Expectations of increased fiscal deficits and government borrowing under U.S. President-elect Donald Trump's proposed tax cuts and tariffs have driven up bond yields. Analysts fear these policies could fuel inflation and hinder the Federal Reserve's rate-cutting plans. While these expectations previously lifted U.S. equities to record highs, the rally has stalled as rising bond yields pressure stock valuations.
Kyle Rodda, senior analyst at Capital.com, described the phenomenon as part of the "Trump trade," emphasizing that increased deficit spending has triggered a tug-of-war between equities and bonds.

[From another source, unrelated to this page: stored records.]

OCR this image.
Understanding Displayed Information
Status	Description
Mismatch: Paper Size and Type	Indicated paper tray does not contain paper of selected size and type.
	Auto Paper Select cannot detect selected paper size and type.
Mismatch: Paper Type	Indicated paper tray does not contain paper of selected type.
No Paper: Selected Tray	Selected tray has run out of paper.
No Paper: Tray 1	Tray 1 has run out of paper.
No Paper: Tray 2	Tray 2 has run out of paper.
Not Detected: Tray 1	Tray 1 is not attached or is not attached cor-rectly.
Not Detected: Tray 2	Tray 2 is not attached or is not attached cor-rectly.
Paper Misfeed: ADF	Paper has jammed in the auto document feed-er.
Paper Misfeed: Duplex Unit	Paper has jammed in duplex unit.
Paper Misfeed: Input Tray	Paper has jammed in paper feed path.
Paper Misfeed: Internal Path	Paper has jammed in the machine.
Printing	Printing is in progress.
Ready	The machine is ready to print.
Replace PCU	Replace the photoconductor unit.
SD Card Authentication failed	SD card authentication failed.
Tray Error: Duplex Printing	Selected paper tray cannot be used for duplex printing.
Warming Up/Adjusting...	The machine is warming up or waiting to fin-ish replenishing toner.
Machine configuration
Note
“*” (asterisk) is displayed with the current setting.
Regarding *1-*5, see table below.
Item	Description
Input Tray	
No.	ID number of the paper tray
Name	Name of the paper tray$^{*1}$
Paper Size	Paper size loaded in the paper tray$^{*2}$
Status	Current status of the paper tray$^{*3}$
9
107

Cryptocurrency and Commodities
Bitcoin continued its climb toward its record high, reaching $88,195 as markets anticipated Trump's promises of a crypto-friendly regulatory environment. Meanwhile, commodities remained under pressure, reflecting investor concerns about China's economic outlook amid the threat of U.S. tariffs.
Copper prices dropped 2%, marking a two-month low, while crude oil hovered near its weakest levels this month. Brent crude traded at $72 per barrel, and WTI crude at $68.26, with OPEC's lowered oil demand forecast highlighting weakness in China and other regions.
Asian Market Performance
- Hong Kong's Hang Seng Index (.HSI) fell 0.9%, with Chinese property stocks sliding 1.3%.
- Japan's Nikkei (.N225) and South Korea's Kospi (.KS11) both dropped over 1%.
- Australia's ASX 200 (.AXJO) slipped 1.1%, led by declines in commodity shares.
- China's blue-chip index (.CSI) remained flat.
The two-year U.S. Treasury yield rose to 4.367%, the highest since late July, while the 10-year yield hovered at 4.43%. The dollar climbed to 154.94 yen, its strongest since late July, before settling at 154.56 yen, close to the level that could prompt Japanese intervention.
The U.S. dollar index held near a six-month high of 106.17, while the euro traded at $1.0625 after hitting a one-year low of $1.0595.
Traders currently assign a 60% probability of a 0.25% rate cut at the Federal Reserve's December 18 meeting, down from 77% a week earlier. A hotter-than-expected reading of the U.S. Consumer Price Index (CPI) could further diminish these expectations.
Gold prices edged up 0.4% to $2,607 per ounce after dropping to a nearly two-month low in the prior session, weighed down by the stronger dollar.
Investors will closely monitor U.S. inflation data and potential policy moves to assess the market's trajectory amid ongoing uncertainties.